Continuous Control With Deep Reinforcement Learning

Authors: Lillicrap, T.P.; Hunt, J.J;Pritzel, A.; Heess, N.; Erez, T; Tassa, Y; Silver, D.; Wierstra, D.;
Venue: ICLR
Year: 2016
Reviewed by: Joe Kershaw,

Overview
Specific Problem
Solutions
Results
Additional comments

Overview

This article focuses on utilizing reinforcement learning for control applications within physical space.

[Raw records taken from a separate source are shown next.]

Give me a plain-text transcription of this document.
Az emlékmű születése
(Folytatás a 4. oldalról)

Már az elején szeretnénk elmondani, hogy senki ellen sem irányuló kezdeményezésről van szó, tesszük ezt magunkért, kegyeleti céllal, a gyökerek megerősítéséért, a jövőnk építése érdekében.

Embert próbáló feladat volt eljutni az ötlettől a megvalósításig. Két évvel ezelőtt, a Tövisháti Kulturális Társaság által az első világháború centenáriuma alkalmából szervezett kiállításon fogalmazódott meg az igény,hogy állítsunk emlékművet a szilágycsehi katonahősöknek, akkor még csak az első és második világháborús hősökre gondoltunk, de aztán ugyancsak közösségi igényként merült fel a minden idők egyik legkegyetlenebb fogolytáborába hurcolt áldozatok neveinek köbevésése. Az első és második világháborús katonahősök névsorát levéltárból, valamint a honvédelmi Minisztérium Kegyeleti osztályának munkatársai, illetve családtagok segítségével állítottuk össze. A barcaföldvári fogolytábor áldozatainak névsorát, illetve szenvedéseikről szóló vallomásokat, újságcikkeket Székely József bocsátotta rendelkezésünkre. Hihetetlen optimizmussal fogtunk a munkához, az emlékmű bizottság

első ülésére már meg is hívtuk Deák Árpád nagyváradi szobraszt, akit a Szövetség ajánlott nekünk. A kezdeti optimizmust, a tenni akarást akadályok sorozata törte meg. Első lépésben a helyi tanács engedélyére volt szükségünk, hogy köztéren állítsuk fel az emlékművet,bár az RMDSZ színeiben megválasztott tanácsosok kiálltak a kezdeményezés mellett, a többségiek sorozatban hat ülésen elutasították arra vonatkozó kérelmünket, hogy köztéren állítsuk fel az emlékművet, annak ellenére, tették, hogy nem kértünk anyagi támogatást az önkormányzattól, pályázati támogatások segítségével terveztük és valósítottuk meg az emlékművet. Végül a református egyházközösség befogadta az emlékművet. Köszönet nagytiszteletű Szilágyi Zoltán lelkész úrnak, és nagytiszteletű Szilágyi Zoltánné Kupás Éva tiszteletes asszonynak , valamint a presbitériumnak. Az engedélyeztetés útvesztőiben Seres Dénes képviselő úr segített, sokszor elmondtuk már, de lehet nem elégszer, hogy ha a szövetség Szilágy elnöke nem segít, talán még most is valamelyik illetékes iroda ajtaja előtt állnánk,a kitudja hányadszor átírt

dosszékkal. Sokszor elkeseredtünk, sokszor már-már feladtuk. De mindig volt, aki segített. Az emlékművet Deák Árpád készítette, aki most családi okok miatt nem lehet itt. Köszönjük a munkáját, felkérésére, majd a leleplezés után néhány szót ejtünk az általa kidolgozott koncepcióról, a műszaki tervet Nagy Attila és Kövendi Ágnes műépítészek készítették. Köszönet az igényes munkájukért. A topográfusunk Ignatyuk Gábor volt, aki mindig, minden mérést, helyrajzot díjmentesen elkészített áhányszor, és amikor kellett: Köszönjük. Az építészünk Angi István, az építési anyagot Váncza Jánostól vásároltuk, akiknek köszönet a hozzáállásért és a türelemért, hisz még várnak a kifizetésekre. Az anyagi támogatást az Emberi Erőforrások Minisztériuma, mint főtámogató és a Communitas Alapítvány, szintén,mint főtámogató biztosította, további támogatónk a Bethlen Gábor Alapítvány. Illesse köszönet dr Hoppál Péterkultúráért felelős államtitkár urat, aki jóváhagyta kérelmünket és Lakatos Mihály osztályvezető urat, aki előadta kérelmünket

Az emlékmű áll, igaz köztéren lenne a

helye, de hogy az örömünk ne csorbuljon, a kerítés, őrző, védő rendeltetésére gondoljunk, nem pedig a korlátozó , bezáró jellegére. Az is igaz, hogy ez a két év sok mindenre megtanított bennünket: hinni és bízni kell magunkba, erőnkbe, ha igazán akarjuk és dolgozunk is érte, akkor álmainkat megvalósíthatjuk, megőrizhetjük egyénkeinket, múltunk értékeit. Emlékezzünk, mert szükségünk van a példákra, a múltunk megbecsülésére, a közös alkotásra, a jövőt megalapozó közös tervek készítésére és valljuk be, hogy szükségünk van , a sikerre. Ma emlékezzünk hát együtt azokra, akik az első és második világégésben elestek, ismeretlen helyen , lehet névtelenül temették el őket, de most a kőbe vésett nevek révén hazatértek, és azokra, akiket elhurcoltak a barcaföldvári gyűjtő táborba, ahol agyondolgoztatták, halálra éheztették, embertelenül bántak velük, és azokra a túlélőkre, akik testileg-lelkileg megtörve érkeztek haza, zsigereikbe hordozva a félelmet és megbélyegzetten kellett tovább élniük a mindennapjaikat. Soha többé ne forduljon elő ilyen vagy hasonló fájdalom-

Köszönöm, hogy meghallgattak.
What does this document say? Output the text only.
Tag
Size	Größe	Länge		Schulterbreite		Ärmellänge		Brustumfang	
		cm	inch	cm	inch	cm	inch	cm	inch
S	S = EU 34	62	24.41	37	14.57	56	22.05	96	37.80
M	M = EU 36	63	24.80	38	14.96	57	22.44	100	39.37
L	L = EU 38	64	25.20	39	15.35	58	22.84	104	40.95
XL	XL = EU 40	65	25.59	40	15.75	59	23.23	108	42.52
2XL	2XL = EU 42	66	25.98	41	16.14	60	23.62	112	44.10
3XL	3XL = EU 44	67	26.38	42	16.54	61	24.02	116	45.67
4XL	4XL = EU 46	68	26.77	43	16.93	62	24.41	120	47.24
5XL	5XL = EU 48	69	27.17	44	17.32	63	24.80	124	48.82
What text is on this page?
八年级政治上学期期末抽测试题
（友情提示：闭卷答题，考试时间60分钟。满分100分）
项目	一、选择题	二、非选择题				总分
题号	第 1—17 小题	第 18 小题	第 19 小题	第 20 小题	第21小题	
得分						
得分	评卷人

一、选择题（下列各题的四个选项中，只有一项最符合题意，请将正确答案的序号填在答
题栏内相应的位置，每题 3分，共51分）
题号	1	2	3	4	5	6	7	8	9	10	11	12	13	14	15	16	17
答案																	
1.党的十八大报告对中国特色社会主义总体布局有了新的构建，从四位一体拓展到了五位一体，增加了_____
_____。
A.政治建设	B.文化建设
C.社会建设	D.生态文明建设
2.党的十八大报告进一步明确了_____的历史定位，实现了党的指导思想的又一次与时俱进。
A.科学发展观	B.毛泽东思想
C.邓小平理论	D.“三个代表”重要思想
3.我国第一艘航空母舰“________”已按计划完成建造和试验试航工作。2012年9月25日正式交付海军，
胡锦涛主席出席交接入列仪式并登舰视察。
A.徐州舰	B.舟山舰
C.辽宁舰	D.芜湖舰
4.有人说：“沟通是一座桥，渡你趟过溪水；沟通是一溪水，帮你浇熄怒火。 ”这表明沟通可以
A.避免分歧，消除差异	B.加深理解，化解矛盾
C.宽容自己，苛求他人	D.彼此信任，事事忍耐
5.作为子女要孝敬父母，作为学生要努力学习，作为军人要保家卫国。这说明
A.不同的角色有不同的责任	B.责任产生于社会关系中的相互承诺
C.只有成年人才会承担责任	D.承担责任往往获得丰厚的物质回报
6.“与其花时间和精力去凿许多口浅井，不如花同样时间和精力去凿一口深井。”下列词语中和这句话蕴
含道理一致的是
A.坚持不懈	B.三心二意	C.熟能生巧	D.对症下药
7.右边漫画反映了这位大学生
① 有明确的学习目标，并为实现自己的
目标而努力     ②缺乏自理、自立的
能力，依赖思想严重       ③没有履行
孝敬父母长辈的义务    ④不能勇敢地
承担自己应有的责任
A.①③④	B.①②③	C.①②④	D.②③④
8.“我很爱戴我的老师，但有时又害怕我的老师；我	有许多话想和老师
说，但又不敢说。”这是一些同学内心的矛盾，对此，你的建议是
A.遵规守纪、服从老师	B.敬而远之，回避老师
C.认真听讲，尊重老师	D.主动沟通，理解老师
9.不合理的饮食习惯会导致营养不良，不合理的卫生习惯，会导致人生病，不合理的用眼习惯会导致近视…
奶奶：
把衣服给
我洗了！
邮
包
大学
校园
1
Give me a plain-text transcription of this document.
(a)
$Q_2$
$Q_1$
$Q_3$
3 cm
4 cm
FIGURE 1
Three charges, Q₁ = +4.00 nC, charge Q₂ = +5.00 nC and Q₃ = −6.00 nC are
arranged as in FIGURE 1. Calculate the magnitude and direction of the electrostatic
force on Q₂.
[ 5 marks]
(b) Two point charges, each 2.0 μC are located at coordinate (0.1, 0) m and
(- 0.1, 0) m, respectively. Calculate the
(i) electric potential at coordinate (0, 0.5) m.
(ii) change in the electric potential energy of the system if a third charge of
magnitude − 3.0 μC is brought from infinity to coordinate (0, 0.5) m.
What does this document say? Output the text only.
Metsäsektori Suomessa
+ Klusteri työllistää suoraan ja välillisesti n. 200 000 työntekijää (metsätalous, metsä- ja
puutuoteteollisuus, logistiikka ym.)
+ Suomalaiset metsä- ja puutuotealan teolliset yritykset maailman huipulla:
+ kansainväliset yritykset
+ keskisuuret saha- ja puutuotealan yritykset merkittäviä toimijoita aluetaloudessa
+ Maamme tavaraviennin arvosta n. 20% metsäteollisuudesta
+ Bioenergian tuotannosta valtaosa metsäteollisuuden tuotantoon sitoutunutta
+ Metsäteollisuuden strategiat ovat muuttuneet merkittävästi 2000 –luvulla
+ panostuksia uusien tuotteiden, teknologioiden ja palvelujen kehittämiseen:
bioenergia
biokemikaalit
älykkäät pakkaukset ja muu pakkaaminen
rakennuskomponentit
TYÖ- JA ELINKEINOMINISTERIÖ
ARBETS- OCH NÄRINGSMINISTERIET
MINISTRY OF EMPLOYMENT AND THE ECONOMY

The machine learning method of Reinforcement Learning has been highly valued for its ability to observe a scenario and solve problems related to it. Though this method can handle highly dense observational inputs, it does not show the same aptitude in the physical domain. This comes from the fact that traditional reinforcement learning makes an optimal decision through an iterative thought process as opposed to just reacting. This is further complicated by the fact that acting in the real world requires more continuous inputs and actions than more simplified realms. Additionally the 3rd dimension rapidly creates complex making the problem space rise exponentially the more complex the robot is. This paper uses advances in reinforcement learning techniques and research to tune and optimize this method to overcome and act in the physical space.

Solutions

Convert from utilizing a greedy policy to an actor-critic one. Greedy policies act too slowly for high dimensionality and reactiveness.
Utilize a buffer and batch learning to apply some semblance of a time domain to actions. Traditionally observations are treated as independent.
The utilized Reinforcement Learning algorithm was shown to be unstable when used in a neural network. To remedy this, a copy of the model was used that observed the actions of the active model and would make weight changes on a damped scale to avoid instability.
In order to overcome various environments, batch normalization was used for a more concise decision policy and an exploratory factor was added by adding noise to the critic network.

Results

Algorithm was performed in virtual environments performing various activities including driving and walking scenarios. These simulation would provide both a visual environment(i.e. computer screen) and some would provide virtual sensor feedback. Batch normalization turned out to be a key feature in this technique. Additionally, for simple task the only feed required was the image of the environment as opposed to additional feedback. This could be promising for difficult sensing environments where only visuals are viable.

Additional comments

Though this paper was published in 2016, it already feels dated. The concepts being lauded as novel, such as batch normalization, were part of my introduction to machine learning in 2019. It is shocking how rapid the deep learning applications are evolving, but the work of live reinforcement learning is still being optimized today.